Toymaker Mattel has shelved plans to build an “all-in-one voice-controlled smart baby monitor,” after complaints about the device were raised by privacy advocates and child psychologists. According to a report from The Washington Post, the company said in a statement that the device, named Aristotle, did not “fully align with Mattel’s new technology strategy” and would not be “[brought] to the marketplace.”
Aristotle was unveiled back in January this year by Mattel’s Nabi brand. It combined the smart speaker and digital assistant functionality of Amazon’s Echo with a connected camera that acted as a baby monitor. But the Aristotle was intended to be a much more active presence in children’s lives than an Echo speaker, with Mattel claiming it would read them bedtime stories, soothe them if they cried in the night, and even teach them their ABCs.
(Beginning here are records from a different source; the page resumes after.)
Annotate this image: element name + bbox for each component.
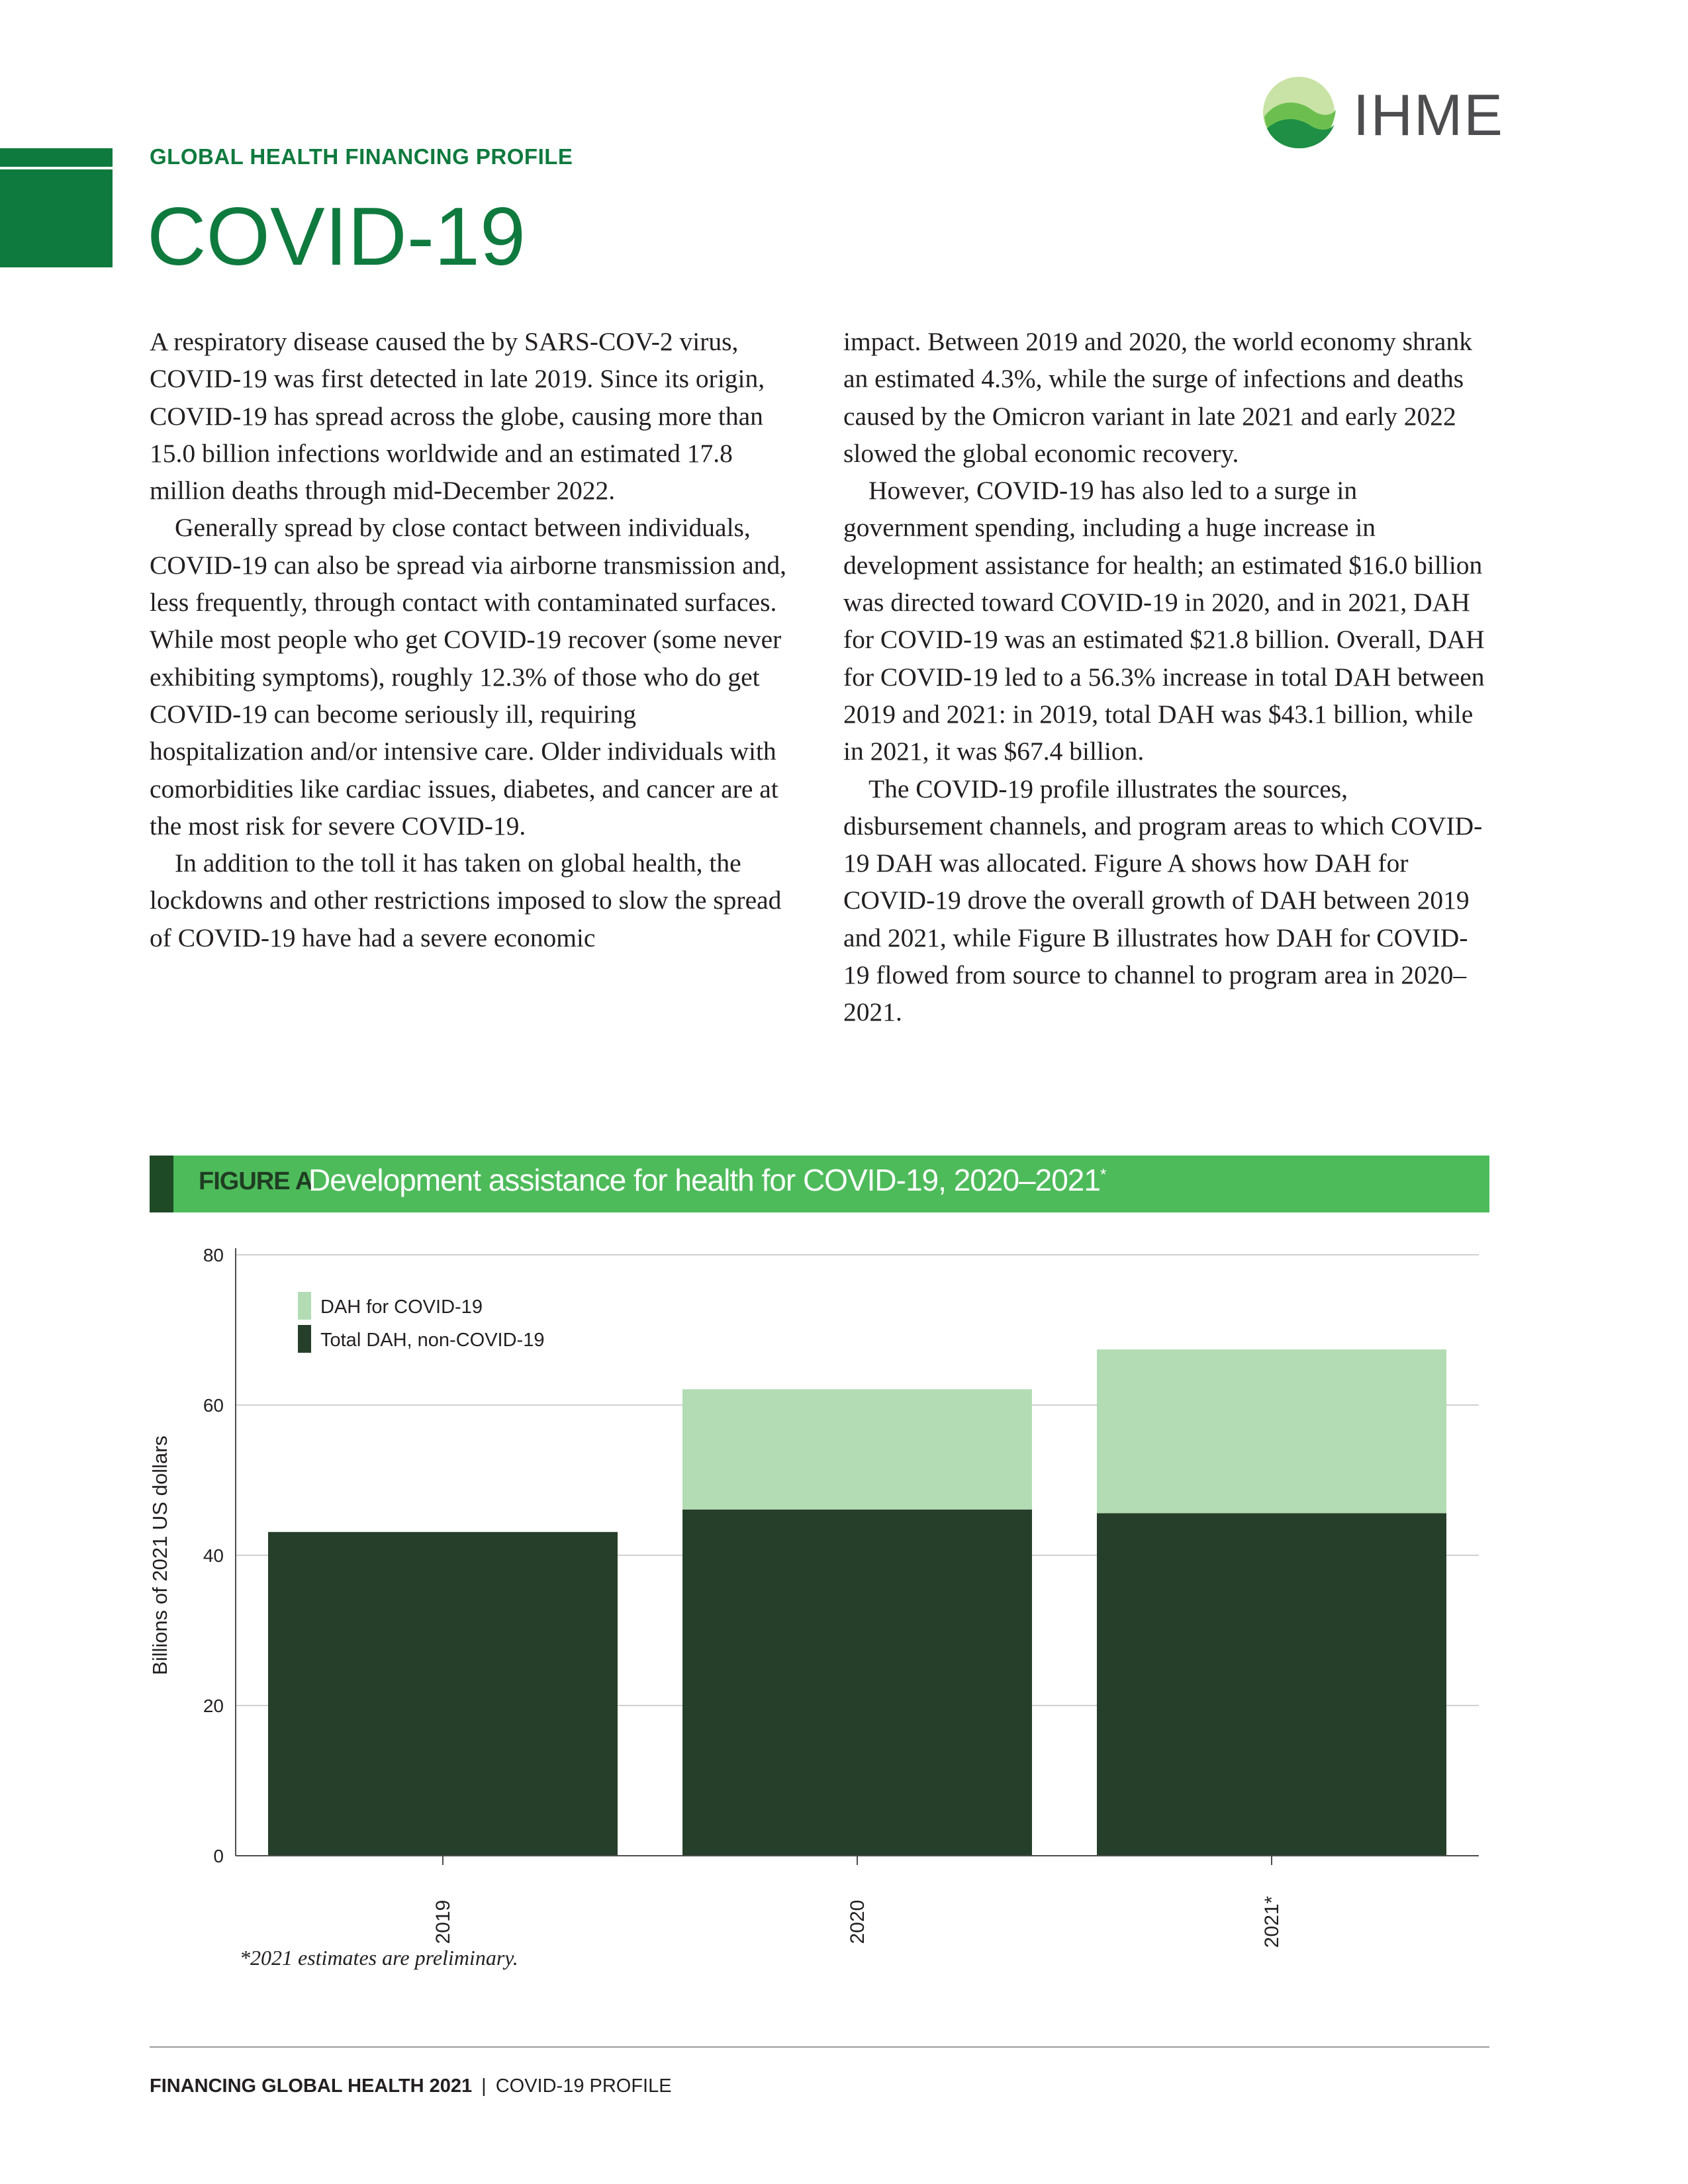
footer-rule xyxy=(150,2046,1489,2048)
body-paragraph: The COVID-19 profile illustrates the sources, disbursement channels, and program areas to which COVID-19 DAH was allocated. Figure A shows how DAH for COVID-19 drove the overall growth of DAH between 2019 and 2021, while Figure B illustrates how DAH for COVID-19 flowed from source to channel to program area in 2020–2021. xyxy=(843,774,1483,1027)
body-paragraph: Generally spread by close contact between individuals, COVID-19 can also be spread via airborne transmission and, less frequently, through contact with contaminated surfaces. While most people who get COVID-19 recover (some never exhibiting symptoms), roughly 12.3% of those who do get COVID-19 can become seriously ill, requiring hospitalization and/or intensive care. Older individuals with comorbidities like cardiac issues, diabetes, and cancer are at the most risk for severe COVID-19. xyxy=(150,513,787,841)
legend-label: Total DAH, non-COVID-19 xyxy=(320,1330,545,1351)
x-tick-label: 2019 xyxy=(432,1899,454,1944)
footer-publication: FINANCING GLOBAL HEALTH 2021 xyxy=(150,2075,473,2097)
bar-segment xyxy=(268,1532,618,1856)
bar-segment xyxy=(682,1389,1032,1510)
legend-swatch xyxy=(298,1325,311,1353)
footer-separator: | xyxy=(481,2075,487,2097)
body-paragraph: A respiratory disease caused the by SARS-COV-2 virus, COVID-19 was first detected in late 2019. Since its origin, COVID-19 has spread across the globe, causing more than 15.0 billion infections worldwide and an estimated 17.8 million deaths through mid-December 2022. xyxy=(150,327,765,506)
y-tick-label: 80 xyxy=(203,1245,224,1265)
x-tick-label: 2021* xyxy=(1261,1895,1283,1948)
bar-segment xyxy=(1097,1513,1446,1856)
ihme-logo-text: IHME xyxy=(1353,82,1504,148)
body-paragraph: However, COVID-19 has also led to a surge in government spending, including a huge increase in development assistance for health; an estimated $16.0 billion was directed toward COVID-19 in 2020, and in 2021, DAH for COVID-19 was an estimated $21.8 billion. Overall, DAH for COVID-19 led to a 56.3% increase in total DAH between 2019 and 2021: in 2019, total DAH was $43.1 billion, while in 2021, it was $67.4 billion. xyxy=(843,476,1485,766)
figure-title-text: Development assistance for health for COVID-19, 2020–2021 xyxy=(308,1163,1100,1197)
body-paragraph: impact. Between 2019 and 2020, the world economy shrank an estimated 4.3%, while the surge of infections and deaths caused by the Omicron variant in late 2021 and early 2022 slowed the global economic recovery. xyxy=(843,327,1472,468)
y-tick-label: 0 xyxy=(213,1846,224,1866)
figure-label: FIGURE A xyxy=(199,1167,313,1195)
body-paragraph: In addition to the toll it has taken on global health, the lockdowns and other restrictions imposed to slow the spread of COVID-19 have had a severe economic xyxy=(150,848,782,952)
page-footer xyxy=(150,2075,672,2097)
page-title: COVID-19 xyxy=(147,191,526,283)
figure-footnote: *2021 estimates are preliminary. xyxy=(240,1946,518,1970)
figure-title-mark: * xyxy=(1100,1165,1106,1184)
profile-kicker: GLOBAL HEALTH FINANCING PROFILE xyxy=(150,144,573,169)
x-tick-label: 2020 xyxy=(847,1899,868,1944)
y-axis-label: Billions of 2021 US dollars xyxy=(148,1435,171,1675)
legend-label: DAH for COVID-19 xyxy=(320,1297,483,1318)
bar-segment xyxy=(682,1510,1032,1856)
legend-swatch xyxy=(298,1292,311,1320)
y-tick-label: 40 xyxy=(203,1545,224,1566)
footer-section: COVID-19 PROFILE xyxy=(495,2075,672,2097)
y-tick-label: 20 xyxy=(203,1696,224,1716)
bar-segment xyxy=(1097,1349,1446,1513)
y-tick-label: 60 xyxy=(203,1395,224,1416)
A petition asking Mattel not to release the Aristotle gained more than 15,000 signatories. It was organized by the nonprofit Campaign for a Commercial-Free Childhood, which said the device not only infringed on children’s privacy by collecting their data, but could have an unknown effect on their psychological development. Politicians also added their voices to the chorus of dissent, with Senator Edward J. Markey and Representative Joe Barton sending Mattel a letter asking how they would protect children’s data. (Mattel says the device would have used encryption to keep private information safe and promised not to sell data to advertisers.)
For some complainants though, the objections were more deep-rooted: that the Aristotle encouraged parents to use technology as a substitute for human interaction.
“My main concerns about this technology — apart from the privacy concerns that [Markey and Barton] are trying to address — is the idea that a piece of technology becomes the most responsive household member to a crying child, a child who wants to learn, or a child’s play ideas,” pediatrician Jennifer Radesky, author of the American Association of Pediatrics’ 2016 media guidelines for children aged zero to six years old, told The Washington Post.
With the proliferation of voice-activated electronics, this is becoming an increasingly common concern. Studies have shown children tend to believe robots are “social beings” with “mental states,” and interact with them accordingly. Anecdotal reports of Alexa “teaching” children to be rude (by not requiring that they say “please” and “thank you”) are also common. Parents have long worried about the effects of smartphones and tablets on young children, but voice interfaces allow this relationship with the digital world to begin at a younger age. Artificial intelligence also makes these experiences richer and more engaging.
Just yesterday, Google released an AI-powered camera that’s designed to automatically snap the most interesting pictures of children and pets. It’s not designed to interact with children directly, but shows the increasing use of technology as a mediating presence between adults and offspring. The Aristotle may have been shelved, but its replacement is probably already in development.